In its August 18 episode entitled ‘Bias in Medicine,’ John Oliver’s award-winning talk show Last Week Tonight with John Oliver draws attention to compelling issues such as inherent beliefs about associations of pain tolerance with race and misconceptions about the extent of pain accompanied by tendencies to disbelieve reports of pain, especially from Black patients. Wanda Sykes states in her guest appearance on the episode, “Black people, we don’t even get our hands on opioids. They don’t even give them to us. I had a double mastectomy, you know what they sent my black ass home with? Ibu-f-ing-profen” (Sykes, 2019). Among other biases, Oliver also draws attention to the presentation of different symptoms in women during cardiac arrests that are often misattributed to heartburn or considered ‘imaginary,’ causing a likelihood wherein women are likely to be misdiagnosed during a heart attack almost seven times more than men. What is most terrifying about this bias is that women are often sent home during a cardiac arrest in distress due to the prevalent belief that they are chronic complainers. In consultation with Wanda Sykes and Larry David, the episode includes a list of steps the medical industry could take to combat bias in medicine, including standardized care, non-bias training for doctors and medical students that actively addresses these existing biases, and a deliberate shift to increasing diversity in the medical field.

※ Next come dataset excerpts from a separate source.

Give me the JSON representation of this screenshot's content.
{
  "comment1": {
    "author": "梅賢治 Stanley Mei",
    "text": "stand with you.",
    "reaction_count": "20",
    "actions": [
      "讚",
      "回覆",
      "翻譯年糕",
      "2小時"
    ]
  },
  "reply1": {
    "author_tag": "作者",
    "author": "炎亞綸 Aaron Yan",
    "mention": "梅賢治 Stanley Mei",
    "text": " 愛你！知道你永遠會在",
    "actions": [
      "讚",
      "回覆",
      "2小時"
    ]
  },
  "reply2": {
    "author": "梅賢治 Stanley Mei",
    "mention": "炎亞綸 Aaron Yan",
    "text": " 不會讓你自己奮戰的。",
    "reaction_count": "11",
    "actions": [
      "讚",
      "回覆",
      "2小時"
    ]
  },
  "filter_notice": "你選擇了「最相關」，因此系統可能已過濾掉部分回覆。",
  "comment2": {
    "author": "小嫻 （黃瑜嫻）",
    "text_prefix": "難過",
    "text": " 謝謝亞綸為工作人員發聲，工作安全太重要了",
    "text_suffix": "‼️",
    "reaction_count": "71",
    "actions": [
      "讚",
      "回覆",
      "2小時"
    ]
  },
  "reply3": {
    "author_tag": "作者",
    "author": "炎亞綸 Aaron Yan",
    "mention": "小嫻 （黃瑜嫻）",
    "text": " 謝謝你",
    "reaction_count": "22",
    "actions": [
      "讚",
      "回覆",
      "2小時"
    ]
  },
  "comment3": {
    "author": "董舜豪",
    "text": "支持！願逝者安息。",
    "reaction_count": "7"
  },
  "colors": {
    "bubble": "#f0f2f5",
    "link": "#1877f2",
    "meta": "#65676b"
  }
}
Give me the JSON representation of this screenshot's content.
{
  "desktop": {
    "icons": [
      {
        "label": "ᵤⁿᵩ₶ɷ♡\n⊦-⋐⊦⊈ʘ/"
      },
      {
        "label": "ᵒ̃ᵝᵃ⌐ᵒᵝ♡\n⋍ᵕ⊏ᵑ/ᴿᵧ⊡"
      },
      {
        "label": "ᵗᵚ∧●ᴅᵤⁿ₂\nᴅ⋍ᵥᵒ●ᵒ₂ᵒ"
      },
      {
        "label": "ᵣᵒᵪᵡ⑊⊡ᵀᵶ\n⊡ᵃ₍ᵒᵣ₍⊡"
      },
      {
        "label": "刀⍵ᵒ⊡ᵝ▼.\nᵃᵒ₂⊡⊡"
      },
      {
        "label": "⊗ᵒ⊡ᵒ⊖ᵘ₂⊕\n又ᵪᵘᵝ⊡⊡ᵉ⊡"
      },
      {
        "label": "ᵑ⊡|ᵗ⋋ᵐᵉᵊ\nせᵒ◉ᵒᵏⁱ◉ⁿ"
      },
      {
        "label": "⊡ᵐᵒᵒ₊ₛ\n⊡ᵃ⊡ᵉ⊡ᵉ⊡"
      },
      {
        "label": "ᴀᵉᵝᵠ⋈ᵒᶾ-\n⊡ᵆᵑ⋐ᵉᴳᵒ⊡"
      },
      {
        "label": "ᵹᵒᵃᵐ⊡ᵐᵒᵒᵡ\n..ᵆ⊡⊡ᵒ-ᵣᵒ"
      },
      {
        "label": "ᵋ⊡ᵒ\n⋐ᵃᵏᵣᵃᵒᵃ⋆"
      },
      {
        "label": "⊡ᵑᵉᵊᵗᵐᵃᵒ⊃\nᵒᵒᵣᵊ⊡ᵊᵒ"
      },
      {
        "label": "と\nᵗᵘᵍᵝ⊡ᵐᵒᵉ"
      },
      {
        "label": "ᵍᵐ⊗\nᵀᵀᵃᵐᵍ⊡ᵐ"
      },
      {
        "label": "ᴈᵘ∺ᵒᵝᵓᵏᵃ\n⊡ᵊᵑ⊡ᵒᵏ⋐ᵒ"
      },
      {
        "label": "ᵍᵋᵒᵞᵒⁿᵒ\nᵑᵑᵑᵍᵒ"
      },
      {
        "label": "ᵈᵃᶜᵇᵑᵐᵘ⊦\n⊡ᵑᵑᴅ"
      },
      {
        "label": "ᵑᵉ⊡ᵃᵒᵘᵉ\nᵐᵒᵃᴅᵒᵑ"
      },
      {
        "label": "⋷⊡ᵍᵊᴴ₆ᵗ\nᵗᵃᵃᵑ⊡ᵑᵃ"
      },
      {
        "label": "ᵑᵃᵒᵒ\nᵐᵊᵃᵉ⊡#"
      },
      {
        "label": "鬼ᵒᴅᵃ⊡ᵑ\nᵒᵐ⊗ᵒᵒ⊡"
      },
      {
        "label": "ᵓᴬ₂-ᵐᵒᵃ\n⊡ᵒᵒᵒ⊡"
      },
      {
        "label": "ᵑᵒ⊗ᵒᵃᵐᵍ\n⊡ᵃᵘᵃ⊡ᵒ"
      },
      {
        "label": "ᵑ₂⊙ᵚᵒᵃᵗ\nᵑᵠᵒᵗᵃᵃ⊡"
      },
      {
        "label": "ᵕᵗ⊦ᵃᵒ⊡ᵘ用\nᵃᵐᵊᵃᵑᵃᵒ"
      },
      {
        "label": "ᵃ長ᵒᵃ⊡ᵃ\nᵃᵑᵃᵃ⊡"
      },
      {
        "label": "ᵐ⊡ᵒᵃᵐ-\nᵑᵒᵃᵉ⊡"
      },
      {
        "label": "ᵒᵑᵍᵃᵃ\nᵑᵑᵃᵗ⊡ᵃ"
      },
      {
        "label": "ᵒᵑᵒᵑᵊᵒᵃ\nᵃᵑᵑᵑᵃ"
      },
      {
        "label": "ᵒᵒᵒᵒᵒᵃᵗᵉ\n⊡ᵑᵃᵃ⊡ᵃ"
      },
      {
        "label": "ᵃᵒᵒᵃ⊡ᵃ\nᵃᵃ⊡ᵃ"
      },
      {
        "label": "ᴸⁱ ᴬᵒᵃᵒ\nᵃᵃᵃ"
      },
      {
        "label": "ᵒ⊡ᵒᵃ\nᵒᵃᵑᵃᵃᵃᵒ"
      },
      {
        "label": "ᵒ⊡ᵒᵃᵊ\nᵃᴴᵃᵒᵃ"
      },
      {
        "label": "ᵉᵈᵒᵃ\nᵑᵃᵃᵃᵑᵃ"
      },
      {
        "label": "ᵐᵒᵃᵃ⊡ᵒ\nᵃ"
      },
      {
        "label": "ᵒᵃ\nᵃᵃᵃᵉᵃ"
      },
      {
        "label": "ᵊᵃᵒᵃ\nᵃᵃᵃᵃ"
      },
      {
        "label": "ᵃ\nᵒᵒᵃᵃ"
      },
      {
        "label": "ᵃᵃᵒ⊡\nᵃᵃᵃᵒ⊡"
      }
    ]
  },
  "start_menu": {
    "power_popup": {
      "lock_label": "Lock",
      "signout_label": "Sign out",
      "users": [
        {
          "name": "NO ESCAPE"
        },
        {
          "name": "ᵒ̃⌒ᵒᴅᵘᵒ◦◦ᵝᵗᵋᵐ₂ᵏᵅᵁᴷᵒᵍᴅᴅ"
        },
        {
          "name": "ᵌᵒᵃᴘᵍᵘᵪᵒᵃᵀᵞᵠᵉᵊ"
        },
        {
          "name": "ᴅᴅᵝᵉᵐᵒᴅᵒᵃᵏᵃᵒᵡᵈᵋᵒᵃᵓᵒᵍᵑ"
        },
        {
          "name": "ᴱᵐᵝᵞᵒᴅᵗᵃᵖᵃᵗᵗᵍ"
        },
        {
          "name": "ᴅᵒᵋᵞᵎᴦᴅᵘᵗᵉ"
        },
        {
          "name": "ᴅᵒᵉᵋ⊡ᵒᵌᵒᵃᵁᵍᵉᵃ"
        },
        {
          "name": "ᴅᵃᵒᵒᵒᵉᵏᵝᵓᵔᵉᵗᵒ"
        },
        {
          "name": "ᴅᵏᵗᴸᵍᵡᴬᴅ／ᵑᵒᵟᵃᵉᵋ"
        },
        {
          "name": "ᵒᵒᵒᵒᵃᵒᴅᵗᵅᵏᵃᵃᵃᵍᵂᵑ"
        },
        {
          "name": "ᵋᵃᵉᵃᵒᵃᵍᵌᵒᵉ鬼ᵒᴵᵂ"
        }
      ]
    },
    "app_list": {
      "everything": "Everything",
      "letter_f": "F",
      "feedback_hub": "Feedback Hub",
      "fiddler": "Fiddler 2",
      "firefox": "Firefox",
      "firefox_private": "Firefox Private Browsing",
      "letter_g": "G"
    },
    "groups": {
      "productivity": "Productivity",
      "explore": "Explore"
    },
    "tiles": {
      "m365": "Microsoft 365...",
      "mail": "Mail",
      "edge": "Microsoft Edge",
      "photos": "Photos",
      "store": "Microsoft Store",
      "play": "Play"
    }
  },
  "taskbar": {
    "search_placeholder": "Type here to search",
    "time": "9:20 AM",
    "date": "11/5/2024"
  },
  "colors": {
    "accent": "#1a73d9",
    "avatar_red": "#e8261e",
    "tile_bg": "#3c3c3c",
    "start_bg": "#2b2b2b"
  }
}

What interests me here is this shift in the discourse toward medicine today, as a practice that is constantly evolving and being challenged to ask questions of itself. A growing imperative for awareness, as well as a demand for explanations, is on the rise for the existence of gendered and racial biases in the digital age. Lack of information is no longer an acceptable reason for these damaging perceptions that lead to unspoken discrimination, endurance of unnecessary pain, and loss of lives. Perhaps the rhetorical shift of perceptions about our current medical practices and systemic values will generate enough outrage among viewers that can be turned into pragmatic motions toward addressing some of these issues. The challenge exists for healthcare systems today to take notice of several inherent injustices that have gone unchecked.  The rhetoric of television shows today is not only an indication of the growing impatience toward these unchecked biases and perceptions but also a call to policymakers and governments to rise to the occasion by creating accessibility and equality through inclusive and diverse healthcare. This process starts with diversity at the grassroots level in administrative and executive capacities, without succumbing to tokenism.

 Works Cited

“What I Did For Love.” Grey’s Anatomy: The Fifteenth Season, written by Mark Driscoll, directed by Jesse Williams, Shondaland Production Company and Entertainment One Television, 2019.

“Bias in Medicine.” Last Week Tonight with John Oliver, written and hosted by John Oliver, HBO, 2019.